Story by Jennifer Herrera
It was July 22, 2014 and Valeska Castañeda was heading out, on foot, with a group of mothers and children for a long journey across California. The plan was to walk over 350 miles from Merced to the U.S. Border near San Diego as a sign of solidarity with people immigrating to the United States.
The first day of the walk temperatures soared into the 90s, and Castañeda hadn’t trained for the 15 mile-a-day trek. “The first day I felt like my feet were going to fall off,” she said with a giggle. “My feet looked like little sausages, they were so swollen.”
As they walked, and word spread through local news coverage and word-of-mouth people came out to support the walkers, who’d dubbed their journey, “Trail for Humanity.” People brought them food, water, umbrellas and hats during the day. At night, organizations held rallies with spoken word, poetry, musical entertainment and more.
“The communities,” Castañeda said, recalling people she met along the way, “gave me strength. They pushed me forward each day.”
A Personal Path
Part of why Castañeda relates to immigrants is her own history. In the mid 1980s,
Castañeda and her family came from Nicaragua to the U.S. where they were granted political asylum. She was one at the time, and spent the next couple of decades growing up in Richmond. Now, the 27-year-old mother is a student at U.C. Berkeley, majoring in American Studies. She’s also an activist, who was moved to organize the cross-state walk after spending a week in Arizona on a service trip.
The talks she had with community activists, teachers and undocumented immigrants during her time in Arizona convinced Castañeda she had to do something to raise massive awareness about the social injustice issues she witnessed.
The name of the massive awareness campaign Castañeda eventually embarked on, “Trail for Humanity,” was inspired by a Mayan proverb: In Lak’Ech Ala K’in. It means, we are all a reflection of one another. When organizing the pilgrimage, Valeska said it was mothers who took the initiative.
“It was mostly the mothers that came together and selflessly gave their time,” Castañeda said.
“Women decided that they’re no longer going to be in the shadows. They’re going to be at the head and spearhead the struggle,” she said.
The six mothers, all current students at UC Berkeley as well, and their children led the 26-day journey through 41 cities to pressure President Barack Obama to halt mass deportations that have separated children from family, terminate the use of police officers as immigration agents, eliminate “stop and frisk” racial profiling laws and to pass a humane immigration reform, Castañeda said.
For Castañeda, the turning point in the planning of the walk came in April with the tragic death of young migrant.
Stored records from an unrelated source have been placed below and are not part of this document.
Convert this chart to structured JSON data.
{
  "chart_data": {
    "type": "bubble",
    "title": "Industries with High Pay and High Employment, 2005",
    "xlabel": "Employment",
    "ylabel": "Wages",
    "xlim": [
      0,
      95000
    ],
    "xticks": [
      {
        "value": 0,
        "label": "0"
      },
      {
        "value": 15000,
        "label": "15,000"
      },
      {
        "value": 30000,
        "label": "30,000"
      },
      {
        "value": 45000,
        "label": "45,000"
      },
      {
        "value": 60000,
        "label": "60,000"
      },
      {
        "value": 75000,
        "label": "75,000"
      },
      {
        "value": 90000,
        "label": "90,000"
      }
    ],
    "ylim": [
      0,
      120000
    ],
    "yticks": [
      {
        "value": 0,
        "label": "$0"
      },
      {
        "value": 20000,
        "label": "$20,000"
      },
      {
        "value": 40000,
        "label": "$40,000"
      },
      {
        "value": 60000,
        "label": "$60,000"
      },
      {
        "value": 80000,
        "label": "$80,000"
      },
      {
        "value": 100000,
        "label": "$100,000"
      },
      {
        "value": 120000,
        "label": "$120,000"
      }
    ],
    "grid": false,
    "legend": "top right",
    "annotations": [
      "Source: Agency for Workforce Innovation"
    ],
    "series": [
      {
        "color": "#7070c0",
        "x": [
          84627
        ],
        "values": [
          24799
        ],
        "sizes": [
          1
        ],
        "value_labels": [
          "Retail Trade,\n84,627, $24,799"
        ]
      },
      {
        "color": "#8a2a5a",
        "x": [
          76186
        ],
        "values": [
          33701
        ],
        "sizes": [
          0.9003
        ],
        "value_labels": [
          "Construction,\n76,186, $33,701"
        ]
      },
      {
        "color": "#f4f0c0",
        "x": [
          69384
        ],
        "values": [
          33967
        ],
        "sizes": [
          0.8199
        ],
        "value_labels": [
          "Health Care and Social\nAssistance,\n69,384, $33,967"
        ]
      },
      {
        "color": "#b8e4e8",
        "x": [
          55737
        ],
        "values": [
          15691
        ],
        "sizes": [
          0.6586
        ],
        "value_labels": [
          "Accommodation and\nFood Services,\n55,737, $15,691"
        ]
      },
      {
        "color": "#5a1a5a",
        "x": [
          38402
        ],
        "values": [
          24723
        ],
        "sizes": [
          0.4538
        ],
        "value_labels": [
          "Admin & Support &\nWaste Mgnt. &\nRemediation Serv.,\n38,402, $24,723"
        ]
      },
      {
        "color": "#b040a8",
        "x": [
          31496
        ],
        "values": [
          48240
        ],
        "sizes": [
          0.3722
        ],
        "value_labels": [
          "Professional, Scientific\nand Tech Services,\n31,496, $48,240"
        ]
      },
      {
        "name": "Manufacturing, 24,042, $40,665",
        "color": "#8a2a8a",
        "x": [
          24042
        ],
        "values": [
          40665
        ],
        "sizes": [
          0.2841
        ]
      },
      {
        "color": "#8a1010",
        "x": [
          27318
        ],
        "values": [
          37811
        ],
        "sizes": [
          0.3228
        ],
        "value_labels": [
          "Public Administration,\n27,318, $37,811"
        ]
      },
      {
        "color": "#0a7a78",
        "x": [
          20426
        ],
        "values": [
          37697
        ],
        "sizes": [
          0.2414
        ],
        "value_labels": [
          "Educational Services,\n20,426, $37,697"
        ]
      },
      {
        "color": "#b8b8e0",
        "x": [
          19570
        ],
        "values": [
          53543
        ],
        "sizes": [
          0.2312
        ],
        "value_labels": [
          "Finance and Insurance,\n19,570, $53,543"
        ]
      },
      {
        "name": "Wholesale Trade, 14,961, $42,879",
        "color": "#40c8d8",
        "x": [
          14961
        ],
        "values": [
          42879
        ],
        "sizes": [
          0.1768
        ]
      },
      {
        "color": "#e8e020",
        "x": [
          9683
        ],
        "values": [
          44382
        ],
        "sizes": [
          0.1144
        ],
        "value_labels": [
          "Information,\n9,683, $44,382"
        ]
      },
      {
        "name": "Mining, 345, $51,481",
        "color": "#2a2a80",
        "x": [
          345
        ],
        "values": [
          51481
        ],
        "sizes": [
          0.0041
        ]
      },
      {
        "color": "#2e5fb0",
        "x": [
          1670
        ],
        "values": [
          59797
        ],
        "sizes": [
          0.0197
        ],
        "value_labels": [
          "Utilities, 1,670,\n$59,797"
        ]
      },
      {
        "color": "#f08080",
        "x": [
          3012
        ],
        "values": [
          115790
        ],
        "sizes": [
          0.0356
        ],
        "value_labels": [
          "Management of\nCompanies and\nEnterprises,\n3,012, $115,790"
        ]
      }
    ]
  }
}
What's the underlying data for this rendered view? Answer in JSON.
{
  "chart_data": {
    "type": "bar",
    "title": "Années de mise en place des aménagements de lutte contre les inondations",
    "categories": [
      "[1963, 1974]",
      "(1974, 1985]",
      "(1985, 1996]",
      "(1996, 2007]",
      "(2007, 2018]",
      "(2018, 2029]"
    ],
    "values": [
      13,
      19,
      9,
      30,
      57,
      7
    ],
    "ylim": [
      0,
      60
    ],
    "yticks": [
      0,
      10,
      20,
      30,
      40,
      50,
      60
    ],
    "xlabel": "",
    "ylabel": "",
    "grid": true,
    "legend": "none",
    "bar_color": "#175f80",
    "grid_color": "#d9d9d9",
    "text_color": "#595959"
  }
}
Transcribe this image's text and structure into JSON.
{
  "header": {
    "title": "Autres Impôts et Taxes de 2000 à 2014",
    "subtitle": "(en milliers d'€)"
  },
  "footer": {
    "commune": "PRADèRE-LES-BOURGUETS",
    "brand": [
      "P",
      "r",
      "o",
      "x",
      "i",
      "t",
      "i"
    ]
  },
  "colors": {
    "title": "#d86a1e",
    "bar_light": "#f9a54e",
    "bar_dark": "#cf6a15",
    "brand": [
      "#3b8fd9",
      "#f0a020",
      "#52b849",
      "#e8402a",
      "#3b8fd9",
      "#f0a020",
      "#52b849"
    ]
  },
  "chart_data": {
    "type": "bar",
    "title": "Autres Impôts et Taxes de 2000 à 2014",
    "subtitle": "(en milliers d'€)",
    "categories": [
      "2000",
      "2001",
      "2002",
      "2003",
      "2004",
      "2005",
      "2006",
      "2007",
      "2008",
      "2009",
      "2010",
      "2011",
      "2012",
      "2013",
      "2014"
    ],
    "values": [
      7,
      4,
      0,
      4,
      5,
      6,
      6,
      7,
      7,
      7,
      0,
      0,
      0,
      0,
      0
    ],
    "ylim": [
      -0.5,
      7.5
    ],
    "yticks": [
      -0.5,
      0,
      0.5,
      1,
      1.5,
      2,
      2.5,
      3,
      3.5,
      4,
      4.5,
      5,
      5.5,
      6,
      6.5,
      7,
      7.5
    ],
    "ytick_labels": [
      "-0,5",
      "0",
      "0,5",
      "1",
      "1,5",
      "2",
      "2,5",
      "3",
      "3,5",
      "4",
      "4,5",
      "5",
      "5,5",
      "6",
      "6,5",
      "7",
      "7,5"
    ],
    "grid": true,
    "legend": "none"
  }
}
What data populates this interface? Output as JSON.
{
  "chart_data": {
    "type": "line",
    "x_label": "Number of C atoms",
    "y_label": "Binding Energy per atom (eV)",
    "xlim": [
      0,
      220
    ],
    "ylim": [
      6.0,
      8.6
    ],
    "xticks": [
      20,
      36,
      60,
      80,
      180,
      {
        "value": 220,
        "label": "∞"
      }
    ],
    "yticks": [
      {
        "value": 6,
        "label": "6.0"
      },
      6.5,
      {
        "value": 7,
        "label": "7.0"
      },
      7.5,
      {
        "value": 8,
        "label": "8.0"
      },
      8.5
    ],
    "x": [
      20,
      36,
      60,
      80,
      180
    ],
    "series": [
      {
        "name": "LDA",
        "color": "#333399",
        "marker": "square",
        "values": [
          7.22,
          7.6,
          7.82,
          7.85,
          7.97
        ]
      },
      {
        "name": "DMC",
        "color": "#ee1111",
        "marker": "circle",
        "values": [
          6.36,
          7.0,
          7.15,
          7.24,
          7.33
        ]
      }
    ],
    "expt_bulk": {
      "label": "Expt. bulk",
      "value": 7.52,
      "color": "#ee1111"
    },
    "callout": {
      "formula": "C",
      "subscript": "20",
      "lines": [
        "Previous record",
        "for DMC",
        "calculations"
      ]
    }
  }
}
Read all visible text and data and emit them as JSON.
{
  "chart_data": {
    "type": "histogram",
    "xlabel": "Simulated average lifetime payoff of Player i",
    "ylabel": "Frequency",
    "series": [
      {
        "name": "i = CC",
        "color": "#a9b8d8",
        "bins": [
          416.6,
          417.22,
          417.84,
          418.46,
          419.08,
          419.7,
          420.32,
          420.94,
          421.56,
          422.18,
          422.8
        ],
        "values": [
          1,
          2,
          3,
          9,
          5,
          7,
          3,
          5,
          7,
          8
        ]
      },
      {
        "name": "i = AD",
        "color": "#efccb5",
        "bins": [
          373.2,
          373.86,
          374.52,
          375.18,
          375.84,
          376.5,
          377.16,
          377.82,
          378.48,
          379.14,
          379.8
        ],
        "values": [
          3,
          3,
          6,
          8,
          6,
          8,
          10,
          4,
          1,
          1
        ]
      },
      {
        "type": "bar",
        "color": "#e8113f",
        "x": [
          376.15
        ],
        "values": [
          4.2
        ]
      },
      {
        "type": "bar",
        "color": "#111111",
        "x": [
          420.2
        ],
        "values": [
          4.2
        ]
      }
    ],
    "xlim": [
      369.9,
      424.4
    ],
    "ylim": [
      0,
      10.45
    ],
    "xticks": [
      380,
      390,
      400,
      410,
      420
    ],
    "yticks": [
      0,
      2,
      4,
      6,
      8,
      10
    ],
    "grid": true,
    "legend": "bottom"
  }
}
Noemi Alvarez Quillay, was a 12-year-old Ecuadorean girl, who committed suicide after being detained in Cuidad Juárez, Mexico. She had traveled approximately 6,500 miles in order to be reunited with her family before she was picked up, according to media reports at the time.
“Enough was enough,” Castañeda said, recalling Quillay’s story with tears and a slight squeak in her voice, “We needed to start organizing.”
An Act of Love
While they marched south, other civil rights giantesses joined the women and children. On day 10, Dolores Huerta, a labor leader who cofounded what would later become the United Farm Workers with César E. Chávez, marched alongside the mothers. Together the women shouted a chant Castañeda said she composed with her mother. “Un paso mas!” One more step. They’d also recite Black Panther activist Assata Shakur’s famous words: “It is our duty to fight for our freedom. It is our duty to win. We must love and protect one another. We have nothing to lose but our chains.”
But, not everyone was supportive of the Trail for Humanity. It was common for agitators to drive by and scream, “Illegal’s go back home,” Castañeda said.
Recalling one woman driving by who stopped to berate the marchers to go home, get a job and an education, Castañeda said, “She made assumptions about me because I have this face.”
In Bakersfield, a truck followed the marchers for several miles. At one point, the woman inside got out and began chasing them, Castañeda said. Fortunately, they had an emergency van with them for the marchers to use in case of similar events.
Despite the long days, physical pain and emotional toil Castañeda said the walk never turned negative. “It didn’t become an act of torture, instead it was an act of love.”
By the end, Castañeda was the only mother that walked every single day of the trail. And, she finished the march without a single blister on her feet. “I honestly think it was because of all the thoughts, love and prayers that were sent my way,” she said.
The last day was a bittersweet moment for the mothers and children, Castañeda said. Once they finally reached the U.S.-Mexico border, hundreds of people came to celebrate the conclusion of the pilgrimage.
A Trail for Humanity is not over yet, according to Castañeda. “My presence is needed elsewhere,” she said.
Castañeda plans to have a conference soon with all the organizations that participated in the walk to address what will happen next.